I understood (and understand) this, and yet at times this seemingly endless series of more or less significant events in a city so severely circumscribed in both area and population as Venice seemed only like so many alien impositions upon the slender current of actual daily life that subsisted among its shrinking population.
In a preface to one of the re-issues of her classic book on Venice--an edition from the 1990s if I recall correctly, as I don't have it at hand at the moment--Jan Morris acknowledges that the vibrant, populous, and insular little city she knew in the 1950s was long gone. But she writes that she's resigned herself to Venice's depopulated state, no longer expecting to find the local life she once enjoyed, and now (ie, in the 1990s) appreciates those times when the city manages to put on a show in something like the old grand style for the sake of tourists.
I take her point, but that's not how it seemed to me, as in my opinion the truly remarkable thing about Venice is the manner of life there--and I mean daily, even dull, run-of-the-mill life.
For centuries, and until very recently, this life was hard for many residents, without the creature comforts that were common in other western cities. All those countless "quaint" and "quirky" little 2-guest AirBnB flats, indistinguishable from each other and from every other AirBnB flat in their Ikea furnishings, weren't so charming when they housed a family--and before the modern kitchen and bathroom were installed.

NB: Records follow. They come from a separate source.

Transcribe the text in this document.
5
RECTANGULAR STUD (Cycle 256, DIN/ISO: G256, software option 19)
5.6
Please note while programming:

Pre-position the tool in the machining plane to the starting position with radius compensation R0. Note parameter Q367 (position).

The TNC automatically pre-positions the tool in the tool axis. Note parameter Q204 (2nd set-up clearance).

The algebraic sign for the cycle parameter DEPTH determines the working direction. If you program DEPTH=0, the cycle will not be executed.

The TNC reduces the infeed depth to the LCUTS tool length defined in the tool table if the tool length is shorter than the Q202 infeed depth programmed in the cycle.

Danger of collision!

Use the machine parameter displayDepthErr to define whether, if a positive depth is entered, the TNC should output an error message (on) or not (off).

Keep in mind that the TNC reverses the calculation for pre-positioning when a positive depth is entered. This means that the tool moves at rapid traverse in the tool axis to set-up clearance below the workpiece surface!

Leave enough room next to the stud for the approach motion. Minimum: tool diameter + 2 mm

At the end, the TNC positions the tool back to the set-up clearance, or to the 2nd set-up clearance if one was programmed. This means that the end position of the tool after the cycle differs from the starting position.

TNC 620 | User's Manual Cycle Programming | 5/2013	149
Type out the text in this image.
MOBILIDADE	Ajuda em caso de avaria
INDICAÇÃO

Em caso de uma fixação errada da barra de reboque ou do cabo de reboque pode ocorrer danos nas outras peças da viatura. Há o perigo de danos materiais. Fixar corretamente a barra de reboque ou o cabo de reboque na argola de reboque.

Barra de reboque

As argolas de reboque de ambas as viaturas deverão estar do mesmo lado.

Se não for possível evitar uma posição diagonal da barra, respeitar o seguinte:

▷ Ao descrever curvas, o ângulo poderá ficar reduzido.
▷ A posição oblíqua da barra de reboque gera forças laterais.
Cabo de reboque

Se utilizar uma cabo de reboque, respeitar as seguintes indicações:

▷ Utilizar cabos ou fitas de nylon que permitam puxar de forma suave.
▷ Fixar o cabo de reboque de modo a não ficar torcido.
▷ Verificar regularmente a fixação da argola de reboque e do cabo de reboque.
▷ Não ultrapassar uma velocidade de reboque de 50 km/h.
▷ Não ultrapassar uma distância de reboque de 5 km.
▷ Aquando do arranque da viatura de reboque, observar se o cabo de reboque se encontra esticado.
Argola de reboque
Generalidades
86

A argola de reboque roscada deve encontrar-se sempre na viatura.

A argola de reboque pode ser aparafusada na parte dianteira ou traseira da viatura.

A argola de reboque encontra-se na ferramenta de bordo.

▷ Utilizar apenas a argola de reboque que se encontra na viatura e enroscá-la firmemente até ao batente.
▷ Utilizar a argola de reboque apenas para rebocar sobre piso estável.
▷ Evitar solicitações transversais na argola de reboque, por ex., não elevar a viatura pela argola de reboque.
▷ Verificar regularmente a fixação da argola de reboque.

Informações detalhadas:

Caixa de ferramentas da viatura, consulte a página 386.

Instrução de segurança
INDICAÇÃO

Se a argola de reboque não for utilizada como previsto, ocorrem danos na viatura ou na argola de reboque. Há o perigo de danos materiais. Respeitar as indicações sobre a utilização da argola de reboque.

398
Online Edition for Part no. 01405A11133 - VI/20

The history of living in Venice is a complicated one, and the way it has benefitted and suffered because of tourism even more complicated. A book on that would be a difficult undertaking, and of interest, alas, only to a university press, as there'd be hardly any audience for it.
But, then, I'm really talking only about my own very circumscribed experience of living there, and of watching our son grow up there: it was the particularities of those experiences at which I marveled, knowing that they couldn't be replicated anywhere else in the world. And I'd wish that more people could live them--which is to say live there (not merely visit)--while finding it hard to believe that such experiences could be had anywhere.
I think we luck into our most striking experiences: we don't plot and prepare and go in search of them, they come upon us unbidden and unexpectedly. We can only try to be open to them, to go out enough to put ourselves, potentially, in the way of them. But in a world in which every last experience has been commodified and is up for sale, a visit to a place like Venice often leaves little to chance. Looking to make the most of our time there, we may in fact come away with very little of our own. Our "bucket lists" of things we must do before our death are deadening in themselves, killing every experience before we can have them, leaving us with so many funereal plots.
Which is a long way of saying that during and after Carnevale what I most wanted to do was get out into the lagoon, even if only to come upon rowers, doing what, admittedly, was once a part of their forebears' labors and was now merely a sport, a form of exercise, but still contained something more than that alone in its very Venetian-ness, in its interaction with the lagoon and its still living, changing (even if changed) tides.